First Murdaugh hearing set for retrial: Will he appear? And what will he wear?
The first in what is likely to be many hearings leading up to the retrial of Alex Murdaugh’s double murder charges has been scheduled for late June.
The hearing will take place Monday, June 29, at the Lexington County courthouse, according to a notice tucked away on a section of the Colleton County clerk of court public internet site called “Trial Court Roster.”
Jim Griffin, one of Murdaugh’s lead defense attorneys, gave a few more specifics in a Wednesday interview: The hearing will take place at 10 a.m.
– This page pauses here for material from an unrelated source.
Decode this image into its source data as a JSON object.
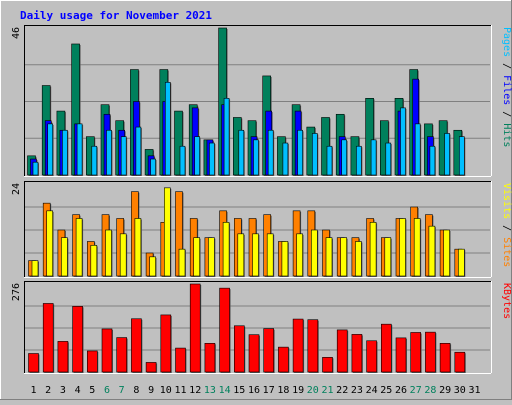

Monday, June 29, in the large public courtroom of the courthouse’s fourth floor, he said.
Asked if Murdaugh would attend, Griffin said, “We believe he will be there.”
Griffin said the defense team, which includes veteran attorneys Dick Harpootlian and Phil Barber, is going to request that Murdaugh be allowed to wear civilian clothes, “particularly if there are going to be cameras in the courtroom.”
It will be up to state Judge Debra McCaslin to set any rules for cameras , laptops and other devices in the courtroom. Under Section One of the S.C. Constitution, "all courts shall be public.” State judges normally allow recording devices in trials
Murdaugh, a disbarred lawyer, was convicted in March 2023 of murdering his wife, Maggie, and son Paul, after a six-week trial at the Colleton County courthouse. The jury deliberated less than three hours. Judge Clifton Newman sentenced him to two life sentences for the murders.
The killings took place n June 2021 at the Murdaughs’ 1,700-acre family estate in rural Colleton County.
Murdaugh has contended he is innocent of the killings.
Once Murdaugh’s double murder conviction was overturned in May, he again is “presumed innocent” under the law of the charges against him.
However, due to his convictions for financial crimes, he still is a prison inmate.
At Murdaugh’s first trial, in 2023, he wore civilian clothes — usually a blue blazer, slacks and a dress shirt — every day until immediately after he was found guilty. The day after his conviction, when he appeared for sentencing, he wore a jail jumpsuit for the first time as a convicted killer, which he of course no longer is as of last month.
Murdaugh is now being held in a high security area of McCormick state prison, a men’s maximum security prison in McCormick County housing some 1,124 inmates. The S.C. Department of Corrections doesn’t officially say what prison Murdaugh is in, but his location has been widely reported.
Asked what may come up at the June 29 hearing, Griffin said, “I would expect we will discuss possible trial dates, motions, deadlines for motions, discovery issues, scheduling of pretrial hearings, etc. Those are typical things addressed in pretrial hearings.”
Griffin said, “We do not have any intention of filing substantive motions at this time.” Those “substantive motions” would be about matters such as change of venue or evidence-related, he said.
His trial was widely dubbed “the trial of the century” because of its many sensational elements.
Attracting a worldwide audience on Court TV, the trial featured testimony not only about shockingly brutal murders but also about the naked corruption of a supposedly upstanding lawyer from a powerful legal and political family dynasty who stole millions from his law firm and defenseless clients who had won big settlements in lawsuits.
The case was also a whodunit. Murdaugh denied killing his wife and son. Maggie had been slain with an assault rifle and Paul with a shotgun — fatal shootings that allowed the defense to claim there were two killers, not only one as the prosecution contended.
After the trial, Murdaugh admitted his guilt in state and federal court for numerous financial crimes. He is now serving a 27-year sentence for state financial crimes. When he finishes that, he will report to federal prison to finish out a 40-year sentence for federal financial crimes.